Hatch: Obama Can’t Sell Health Care If The Debate Lasts
Also on Face The Nation, Sen. Orrin Hatch (R-UT) said that President Obama is going too fast on health care: “I mean, you’re talking about one-sixth of the American economy. You’re talking about myriad problems here. You’re talking about people who are all over the map, as far as what they really want to do. And I think there’s a really good reason why the president wants to do it. He knows he can’t sell if it lasts — if the debate lasts very long because it is so expensive and costly.”

McConnell: Obama Shouldn’t Get The Health Care Bills In Congress — Either Before August Recess Or Later
Appearing on Meet The Press, Senate Minority Leader Mitch McConnell opposed President Obama’s calls for a health care bill before the August recess. “Well I don’t think he ought to get the particular bills that we’ve seen out of either the House or the Senate before August,” said McConnell, “because they’re really not the right way to go.” He later added: “This is a bill that shouldn’t pass at any point — before the August recess, or later in the year.”

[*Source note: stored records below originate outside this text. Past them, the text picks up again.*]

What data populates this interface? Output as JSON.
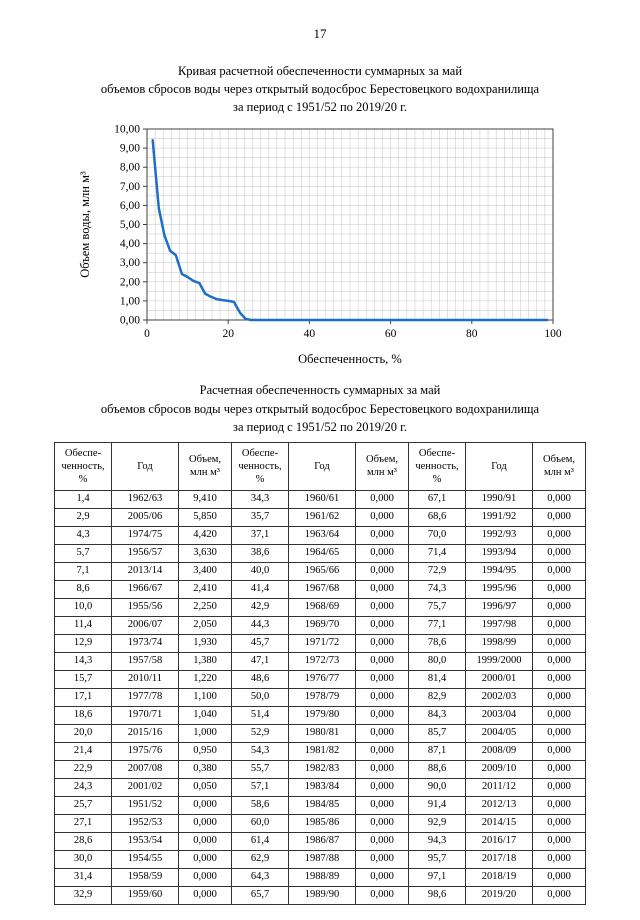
{
  "page": {
    "number": "17"
  },
  "chart": {
    "title_lines": [
      "Кривая расчетной обеспеченности суммарных за май",
      "объемов сбросов воды через открытый водосброс Берестовецкого водохранилища",
      "за период с 1951/52 по 2019/20 г."
    ]
  },
  "chart_data": {
    "type": "line",
    "title": "Кривая расчетной обеспеченности суммарных за май объемов сбросов воды через открытый водосброс Берестовецкого водохранилища за период с 1951/52 по 2019/20 г.",
    "xlabel": "Обеспеченность, %",
    "ylabel": "Объем воды, млн м³",
    "xlim": [
      0,
      100
    ],
    "ylim": [
      0,
      10
    ],
    "x_ticks": [
      0,
      20,
      40,
      60,
      80,
      100
    ],
    "y_tick_step": 1,
    "grid": true,
    "line_color": "#1e6ec8",
    "x": [
      1.4,
      2.9,
      4.3,
      5.7,
      7.1,
      8.6,
      10.0,
      11.4,
      12.9,
      14.3,
      15.7,
      17.1,
      18.6,
      20.0,
      21.4,
      22.9,
      24.3,
      25.7,
      27.1,
      28.6,
      30.0,
      31.4,
      32.9,
      34.3,
      35.7,
      37.1,
      38.6,
      40.0,
      41.4,
      42.9,
      44.3,
      45.7,
      47.1,
      48.6,
      50.0,
      51.4,
      52.9,
      54.3,
      55.7,
      57.1,
      58.6,
      60.0,
      61.4,
      62.9,
      64.3,
      65.7,
      67.1,
      68.6,
      70.0,
      71.4,
      72.9,
      74.3,
      75.7,
      77.1,
      78.6,
      80.0,
      81.4,
      82.9,
      84.3,
      85.7,
      87.1,
      88.6,
      90.0,
      91.4,
      92.9,
      94.3,
      95.7,
      97.1,
      98.6
    ],
    "y": [
      9.41,
      5.85,
      4.42,
      3.63,
      3.4,
      2.41,
      2.25,
      2.05,
      1.93,
      1.38,
      1.22,
      1.1,
      1.04,
      1.0,
      0.95,
      0.38,
      0.05,
      0,
      0,
      0,
      0,
      0,
      0,
      0,
      0,
      0,
      0,
      0,
      0,
      0,
      0,
      0,
      0,
      0,
      0,
      0,
      0,
      0,
      0,
      0,
      0,
      0,
      0,
      0,
      0,
      0,
      0,
      0,
      0,
      0,
      0,
      0,
      0,
      0,
      0,
      0,
      0,
      0,
      0,
      0,
      0,
      0,
      0,
      0,
      0,
      0,
      0,
      0,
      0
    ]
  },
  "table": {
    "title_lines": [
      "Расчетная обеспеченность суммарных за май",
      "объемов сбросов воды через открытый водосброс Берестовецкого водохранилища",
      "за период с 1951/52 по 2019/20 г."
    ],
    "header_group": [
      {
        "lines": [
          "Обеспе-",
          "ченность,",
          "%"
        ]
      },
      {
        "lines": [
          "Год"
        ]
      },
      {
        "lines": [
          "Объем,",
          "млн м³"
        ]
      }
    ],
    "group_count": 3,
    "rows": [
      [
        "1,4",
        "1962/63",
        "9,410",
        "34,3",
        "1960/61",
        "0,000",
        "67,1",
        "1990/91",
        "0,000"
      ],
      [
        "2,9",
        "2005/06",
        "5,850",
        "35,7",
        "1961/62",
        "0,000",
        "68,6",
        "1991/92",
        "0,000"
      ],
      [
        "4,3",
        "1974/75",
        "4,420",
        "37,1",
        "1963/64",
        "0,000",
        "70,0",
        "1992/93",
        "0,000"
      ],
      [
        "5,7",
        "1956/57",
        "3,630",
        "38,6",
        "1964/65",
        "0,000",
        "71,4",
        "1993/94",
        "0,000"
      ],
      [
        "7,1",
        "2013/14",
        "3,400",
        "40,0",
        "1965/66",
        "0,000",
        "72,9",
        "1994/95",
        "0,000"
      ],
      [
        "8,6",
        "1966/67",
        "2,410",
        "41,4",
        "1967/68",
        "0,000",
        "74,3",
        "1995/96",
        "0,000"
      ],
      [
        "10,0",
        "1955/56",
        "2,250",
        "42,9",
        "1968/69",
        "0,000",
        "75,7",
        "1996/97",
        "0,000"
      ],
      [
        "11,4",
        "2006/07",
        "2,050",
        "44,3",
        "1969/70",
        "0,000",
        "77,1",
        "1997/98",
        "0,000"
      ],
      [
        "12,9",
        "1973/74",
        "1,930",
        "45,7",
        "1971/72",
        "0,000",
        "78,6",
        "1998/99",
        "0,000"
      ],
      [
        "14,3",
        "1957/58",
        "1,380",
        "47,1",
        "1972/73",
        "0,000",
        "80,0",
        "1999/2000",
        "0,000"
      ],
      [
        "15,7",
        "2010/11",
        "1,220",
        "48,6",
        "1976/77",
        "0,000",
        "81,4",
        "2000/01",
        "0,000"
      ],
      [
        "17,1",
        "1977/78",
        "1,100",
        "50,0",
        "1978/79",
        "0,000",
        "82,9",
        "2002/03",
        "0,000"
      ],
      [
        "18,6",
        "1970/71",
        "1,040",
        "51,4",
        "1979/80",
        "0,000",
        "84,3",
        "2003/04",
        "0,000"
      ],
      [
        "20,0",
        "2015/16",
        "1,000",
        "52,9",
        "1980/81",
        "0,000",
        "85,7",
        "2004/05",
        "0,000"
      ],
      [
        "21,4",
        "1975/76",
        "0,950",
        "54,3",
        "1981/82",
        "0,000",
        "87,1",
        "2008/09",
        "0,000"
      ],
      [
        "22,9",
        "2007/08",
        "0,380",
        "55,7",
        "1982/83",
        "0,000",
        "88,6",
        "2009/10",
        "0,000"
      ],
      [
        "24,3",
        "2001/02",
        "0,050",
        "57,1",
        "1983/84",
        "0,000",
        "90,0",
        "2011/12",
        "0,000"
      ],
      [
        "25,7",
        "1951/52",
        "0,000",
        "58,6",
        "1984/85",
        "0,000",
        "91,4",
        "2012/13",
        "0,000"
      ],
      [
        "27,1",
        "1952/53",
        "0,000",
        "60,0",
        "1985/86",
        "0,000",
        "92,9",
        "2014/15",
        "0,000"
      ],
      [
        "28,6",
        "1953/54",
        "0,000",
        "61,4",
        "1986/87",
        "0,000",
        "94,3",
        "2016/17",
        "0,000"
      ],
      [
        "30,0",
        "1954/55",
        "0,000",
        "62,9",
        "1987/88",
        "0,000",
        "95,7",
        "2017/18",
        "0,000"
      ],
      [
        "31,4",
        "1958/59",
        "0,000",
        "64,3",
        "1988/89",
        "0,000",
        "97,1",
        "2018/19",
        "0,000"
      ],
      [
        "32,9",
        "1959/60",
        "0,000",
        "65,7",
        "1989/90",
        "0,000",
        "98,6",
        "2019/20",
        "0,000"
      ]
    ]
  }
}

Orszag: “We’ve Stepped Back From That Precipice” On Economy
Appearing on State of the Union, White House Budget Director Peter Orszag said the economy has averted a total disaster, but it will still take some time for employment to pick up again. “Where we are is the sense of free fall that we had back in December … we’ve stepped back from that precipice but we’re not yet in the growth zone,” said Orszag. “Most private sector forecasters are suggesting that won’t happen till later this year.”